Sortir de terre
Joie de vivre
Les deux premiers serviteurs font l’expérience de cette joie, quand leur seigneur leur dit : « Entre dans la joie de ton seigneur. » Ne passons pas trop vite sur les exemples réussis. Deux fois sur trois, l’expérience est très positive. Ne nous focalisons pas tout de suite sur les problèmes du troisième serviteur. Si vite, nous nous arrêtons sur nos appréhensions et nos inquiétudes, pour nous et pour l’Église. Souvenons-nous de tout ce qui a bien marché, de tout ce qui nous donne tant de joie. Merci Seigneur pour toute cette joie, pour tout ce qui a porté du fruit, fructifié, qui a doublé ce que nous avions apporté, tout ce qui s’est démultiplié, qui a grandi comme un arbre, qui a donné une récolte au centuple.
Enterré confiné
Et puis il y a le troisième serviteur, qui colore d’une certaine ombre le tableau, jusqu’aux ténèbres évoquées à la fin. D’abord en rhétorique comme en peinture, le contraste produit un effet plus saisissant, et aide à faire passer le message. C’est comme le sel – ou le café. Ça nous réveille, ça nous stimule, ça nous évite de nous endormir. Oui l’enjeu est grave, et n’est pas à prendre à la légère.
Quel est le risque illustré par cet esclave ? Qu’est-ce qui lui est reproché ? Ce n’est pas son incompétence, mais son manque de confiance et d’espérance. Autrement dit son manque de foi.
Il ne manquait pas de talent. Il avait un seul talent, mais c’était suffisant. Il était millionnaire. Nous aussi nous sommes millionnaires des talents divins, de l’amour du Père, qui vaut plus que l’or.
Son seigneur ne lui demandait pas d’accomplir des œuvres extraordinaires, ni de travailler jour et nuit. Il demandait simplement de confier le talent aux banquiers, au lieu de le cacher dans la terre. Dieu nous demande le possible, et c’est lui qui fait l’impossible.
Enfouir son talent dans la terre, signifie se replier sur soi. Et cette tentation peut nous guetter, particulièrement avec les habitudes héritées du confinement. Et l’hiver arrivant, nous avons peut-être envie de nous calfeutrer chez nous devant un écran de télévision ou d’ordinateur.
Beaucoup d’associations connaissent encore aujourd’hui une participation plus faible qu’avant le Covid. Il y a des cas pathologiques où les gens ne sortent plus de chez eux. Et ils vivent dans un univers virtuel, à distance de l’autre. L’univers virtuel, ce n’est pas d’abord vivre dans un monde parallèle qui s’appellerait le multivers. C’est beaucoup plus simplement se divertir, s’évader hors du quotidien dans des films et des séries, des jeux vidéos, imaginaires et assez loin de la réalité de la vie.
Et ce sont des bonnes choses, mais n’en devenons pas esclaves ! Évitons de nous enterrer dans une pièce sans voir le soleil, sans voir des gens.
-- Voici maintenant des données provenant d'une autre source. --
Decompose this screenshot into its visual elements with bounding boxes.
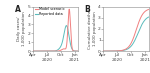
Y-axis label: Cumulative deaths/
1,000 population: Cumulative deaths/ 1,000 population [88,9,97,49]
Text: A: A [15,5,21,14]
Legend: Model scenario, Reported data: Model scenario, Reported data [35,7,64,16]
Y-axis label: Daily cases/
1,000 population: Daily cases/ 1,000 population [17,11,26,46]
Text: B: B [84,5,90,14]
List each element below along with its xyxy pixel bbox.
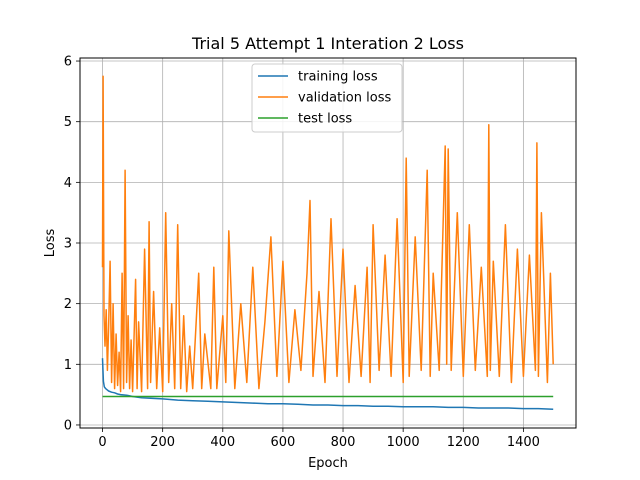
x-tick-label: 800 [331,435,356,450]
y-tick-label: 1 [64,358,72,373]
legend-label-test-loss: test loss [298,112,352,127]
y-tick-label: 5 [64,115,72,130]
x-axis-label: Epoch [308,456,348,471]
y-tick-label: 2 [64,297,72,312]
y-tick-label: 6 [64,55,72,70]
y-tick-label: 4 [64,176,72,191]
chart-title: Trial 5 Attempt 1 Interation 2 Loss [191,34,464,53]
legend: training loss validation loss test loss [251,63,403,133]
y-axis-ticks: 0 1 2 3 4 5 6 [64,55,80,433]
x-tick-label: 400 [210,435,235,450]
x-tick-label: 0 [98,435,106,450]
legend-label-training-loss: training loss [298,70,378,85]
x-tick-label: 200 [150,435,175,450]
validation-loss-line [101,75,554,393]
legend-box [251,63,403,133]
y-tick-label: 0 [64,418,72,433]
x-tick-label: 1200 [447,435,480,450]
training-loss-line [101,358,554,410]
x-tick-label: 600 [270,435,295,450]
x-axis-ticks: 0 200 400 600 800 1000 1200 1400 [98,428,540,450]
x-tick-label: 1000 [387,435,420,450]
y-tick-label: 3 [64,237,72,252]
legend-label-validation-loss: validation loss [298,91,391,106]
x-tick-label: 1400 [507,435,540,450]
series-lines [101,75,554,410]
y-axis-label: Loss [43,229,58,258]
Évitons de nous enfermer peu à peu dans la solitude, dans l’isolement qui touche tant de monde. En ville, souvent nous ne connaissons même plus nos voisins.
Ne nous enterrons pas encore, puisque nous sommes vivants ! Dieu appelle le serviteur à ne pas avoir peur, à oser, à avoir confiance, à vivre ! Et même dans l’Église nous sombrons parfois dans la dépression : Oh, on n’a plus de jeunes, on est moins nombreux, à quoi bon ? Mais Dieu nous dit qu’il faut y croire, croire en lui et en l’avenir qu’il nous donne. Et oser simplement faire ce premier acte de foi, qui est de mettre à disposition nos talents. Choisir d’espérer au lieu de désespérer.